Mandela really did his duty for his country and his people. He played his card well and will never be forgotten by posterity. So it is no longer about Nelson Mandela as every other thing about him belongs to the realm of history and “ism”. He will surely be read on the pages of books and newspapers. He will be studied in African anthropology, African philosophy and African theology. He will be seen as a quintessence of African humanism. Everything about him will now enter the realm of “MANDELAISM”. It is no longer “him”. It is now “us”. So what is important now is not necessarily to continue to sing the Mandela song but to nuance into the pedagogies of his life and like the biblical Elisha, say, “Give Africa someone with a double share of the spirit of Mandela”.

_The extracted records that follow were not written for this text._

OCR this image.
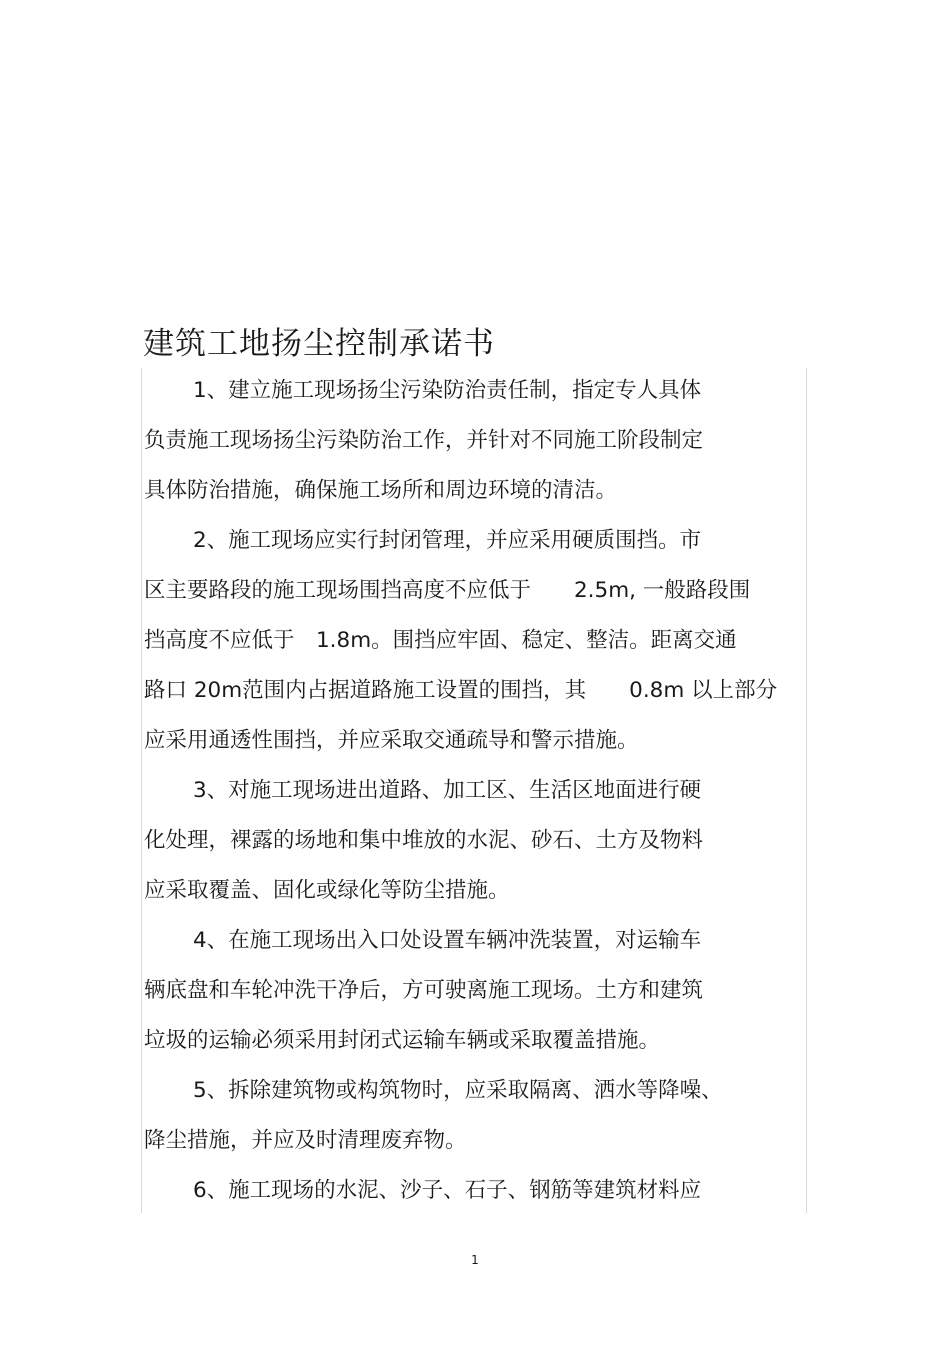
建筑工地扬尘控制承诺书
1、建立施工现场扬尘污染防治责任制，指定专人具体
负责施工现场扬尘污染防治工作，并针对不同施工阶段制定
具体防治措施，确保施工场所和周边环境的清洁。
2、施工现场应实行封闭管理，并应采用硬质围挡。市
区主要路段的施工现场围挡高度不应低于　　2.5m, 一般路段围
挡高度不应低于　1.8m。围挡应牢固、稳定、整洁。距离交通
路口 20m范围内占据道路施工设置的围挡，其　　0.8m 以上部分
应采用通透性围挡，并应采取交通疏导和警示措施。
3、对施工现场进出道路、加工区、生活区地面进行硬
化处理，裸露的场地和集中堆放的水泥、砂石、土方及物料
应采取覆盖、固化或绿化等防尘措施。
4、在施工现场出入口处设置车辆冲洗装置，对运输车
辆底盘和车轮冲洗干净后，方可驶离施工现场。土方和建筑
垃圾的运输必须采用封闭式运输车辆或采取覆盖措施。
5、拆除建筑物或构筑物时，应采取隔离、洒水等降噪、
降尘措施，并应及时清理废弃物。
6、施工现场的水泥、沙子、石子、钢筋等建筑材料应
1
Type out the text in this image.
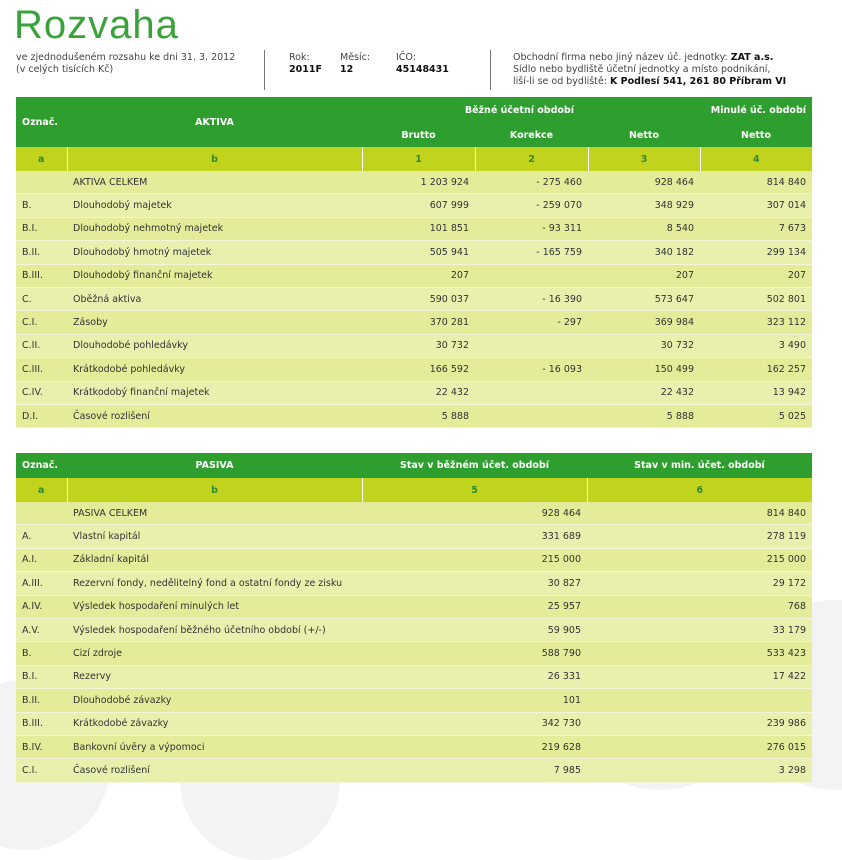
Rozvaha
ve zjednodušeném rozsahu ke dni 31. 3. 2012
(v celých tisících Kč)
Rok:
2011F
Měsíc:
12
IČO:
45148431
Obchodní firma nebo jiný název úč. jednotky: ZAT a.s.
Sídlo nebo bydliště účetní jednotky a místo podnikání,
liší-li se od bydliště: K Podlesí 541, 261 80 Příbram VI
Označ.	AKTIVA	Běžné účetní období		Minulé úč. období	
		Brutto	Korekce	Netto	Netto
a	b	1	2	3	4
	AKTIVA CELKEM	1 203 924	- 275 460	928 464	814 840
B.	Dlouhodobý majetek	607 999	- 259 070	348 929	307 014
B.I.	Dlouhodobý nehmotný majetek	101 851	- 93 311	8 540	7 673
B.II.	Dlouhodobý hmotný majetek	505 941	- 165 759	340 182	299 134
B.III.	Dlouhodobý finanční majetek	207		207	207
C.	Oběžná aktiva	590 037	- 16 390	573 647	502 801
C.I.	Zásoby	370 281	- 297	369 984	323 112
C.II.	Dlouhodobé pohledávky	30 732		30 732	3 490
C.III.	Krátkodobé pohledávky	166 592	- 16 093	150 499	162 257
C.IV.	Krátkodobý finanční majetek	22 432		22 432	13 942
D.I.	Časové rozlišení	5 888		5 888	5 025
Označ.	PASIVA	Stav v běžném účet. období	Stav v min. účet. období
a	b	5	6
	PASIVA CELKEM	928 464	814 840
A.	Vlastní kapitál	331 689	278 119
A.I.	Základní kapitál	215 000	215 000
A.III.	Rezervní fondy, nedělitelný fond a ostatní fondy ze zisku	30 827	29 172
A.IV.	Výsledek hospodaření minulých let	25 957	768
A.V.	Výsledek hospodaření běžného účetního období (+/-)	59 905	33 179
B.	Cizí zdroje	588 790	533 423
B.I.	Rezervy	26 331	17 422
B.II.	Dlouhodobé závazky	101	
B.III.	Krátkodobé závazky	342 730	239 986
B.IV.	Bankovní úvěry a výpomoci	219 628	276 015
C.I.	Časové rozlišení	7 985	3 298
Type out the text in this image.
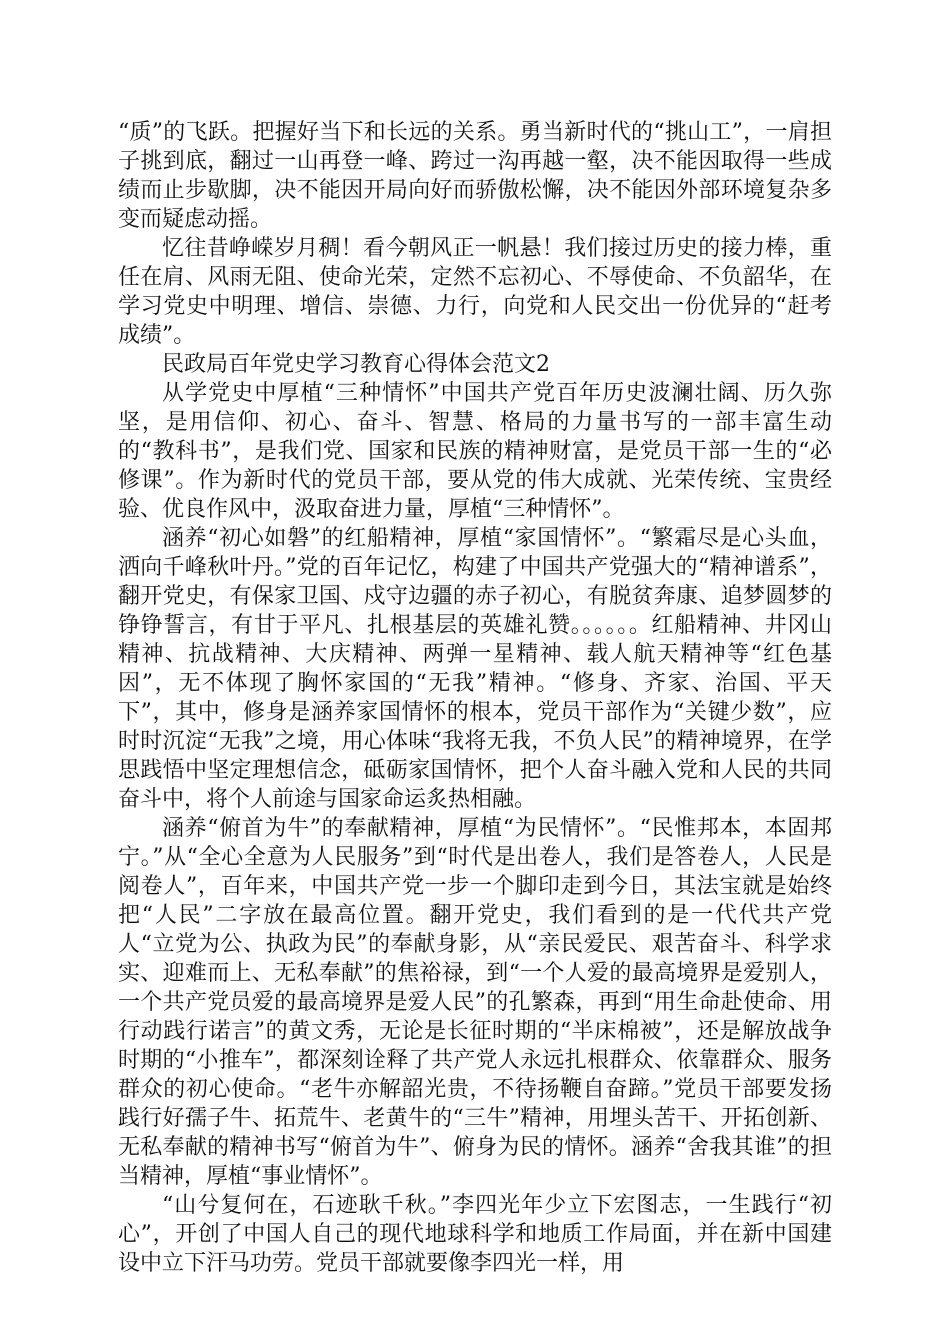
“质”的飞跃。把握好当下和长远的关系。勇当新时代的“挑山工”，一肩担子挑到底，翻过一山再登一峰、跨过一沟再越一壑，决不能因取得一些成绩而止步歇脚，决不能因开局向好而骄傲松懈，决不能因外部环境复杂多变而疑虑动摇。

忆往昔峥嵘岁月稠！看今朝风正一帆悬！我们接过历史的接力棒，重任在肩、风雨无阻、使命光荣，定然不忘初心、不辱使命、不负韶华，在学习党史中明理、增信、崇德、力行，向党和人民交出一份优异的“赶考成绩”。

民政局百年党史学习教育心得体会范文2

从学党史中厚植“三种情怀”中国共产党百年历史波澜壮阔、历久弥坚，是用信仰、初心、奋斗、智慧、格局的力量书写的一部丰富生动的“教科书”，是我们党、国家和民族的精神财富，是党员干部一生的“必修课”。作为新时代的党员干部，要从党的伟大成就、光荣传统、宝贵经验、优良作风中，汲取奋进力量，厚植“三种情怀”。

涵养“初心如磐”的红船精神，厚植“家国情怀”。“繁霜尽是心头血，洒向千峰秋叶丹。”党的百年记忆，构建了中国共产党强大的“精神谱系”，翻开党史，有保家卫国、戍守边疆的赤子初心，有脱贫奔康、追梦圆梦的铮铮誓言，有甘于平凡、扎根基层的英雄礼赞。。。。。。红船精神、井冈山精神、抗战精神、大庆精神、两弹一星精神、载人航天精神等“红色基因”，无不体现了胸怀家国的“无我”精神。“修身、齐家、治国、平天下”，其中，修身是涵养家国情怀的根本，党员干部作为“关键少数”，应时时沉淀“无我”之境，用心体味“我将无我，不负人民”的精神境界，在学思践悟中坚定理想信念，砥砺家国情怀，把个人奋斗融入党和人民的共同奋斗中，将个人前途与国家命运炙热相融。

涵养“俯首为牛”的奉献精神，厚植“为民情怀”。“民惟邦本，本固邦宁。”从“全心全意为人民服务”到“时代是出卷人，我们是答卷人，人民是阅卷人”，百年来，中国共产党一步一个脚印走到今日，其法宝就是始终把“人民”二字放在最高位置。翻开党史，我们看到的是一代代共产党人“立党为公、执政为民”的奉献身影，从“亲民爱民、艰苦奋斗、科学求实、迎难而上、无私奉献”的焦裕禄，到“一个人爱的最高境界是爱别人，一个共产党员爱的最高境界是爱人民”的孔繁森，再到“用生命赴使命、用行动践行诺言”的黄文秀，无论是长征时期的“半床棉被”，还是解放战争时期的“小推车”，都深刻诠释了共产党人永远扎根群众、依靠群众、服务群众的初心使命。“老牛亦解韶光贵，不待扬鞭自奋蹄。”党员干部要发扬践行好孺子牛、拓荒牛、老黄牛的“三牛”精神，用埋头苦干、开拓创新、无私奉献的精神书写“俯首为牛”、俯身为民的情怀。涵养“舍我其谁”的担当精神，厚植“事业情怀”。

“山兮复何在，石迹耿千秋。”李四光年少立下宏图志，一生践行“初心”，开创了中国人自己的现代地球科学和地质工作局面，并在新中国建设中立下汗马功劳。党员干部就要像李四光一样，用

Having also looked at Mandela’s struggle, taking cognizance of the entire gamut of the road that culminated in his victory, I decided not to talk about living African leaders and politicians as much has been said of them. I hesitate to discuss politicians also since it will be an insult to the spirit of Mandela to associate him with our modern day politics. I rather feel the need to draw the attention of couples and leaders in the various homes to the spirit of Mandela that eventually made him today’s celebrated hero, a victor despite all socio-political and economic pressures. Given the contemporary challenges which marriages face in our time, it is pertinent for couples to take a clue from the different components of Madiba’s spirit. These can be a tonic towards conquering the challenges of modern day marriages.  Hence we look at:


Mandela’s commitment: Mandela’s commitment to the course of liberating the black race in South Africa was unequalled. He had to go through crucibles to actualize his noble intentions but remained undaunted. When the Mandela led ANC was outlawed in 1960 following the Sharpeville massacre, he went underground to form a new military wing of the organization. On his return from his European and African tour what awaited him was imprisonment. Mandela was initially charged with illegal exit from the country and incitement to strike and sentenced to five years imprisonment. Two years later he was convicted of treason and sentenced to life imprisonment. All these tortures never deterred the Madiba spirit in him. Mandela was committed to the challenges of his anti apartheid struggle. His is a lesson for couples regarding the various challenges that confront family life. Madiba’s spirit of commitment tells married couples that the road to greatness is never an easy one. When hardships, failures, setbacks, etc, try to imprison the marital bliss, Madiba’s spirit says, carry on and be committed to the course of fidelity and love. Commitment pays off a great deal with a long term marital profit.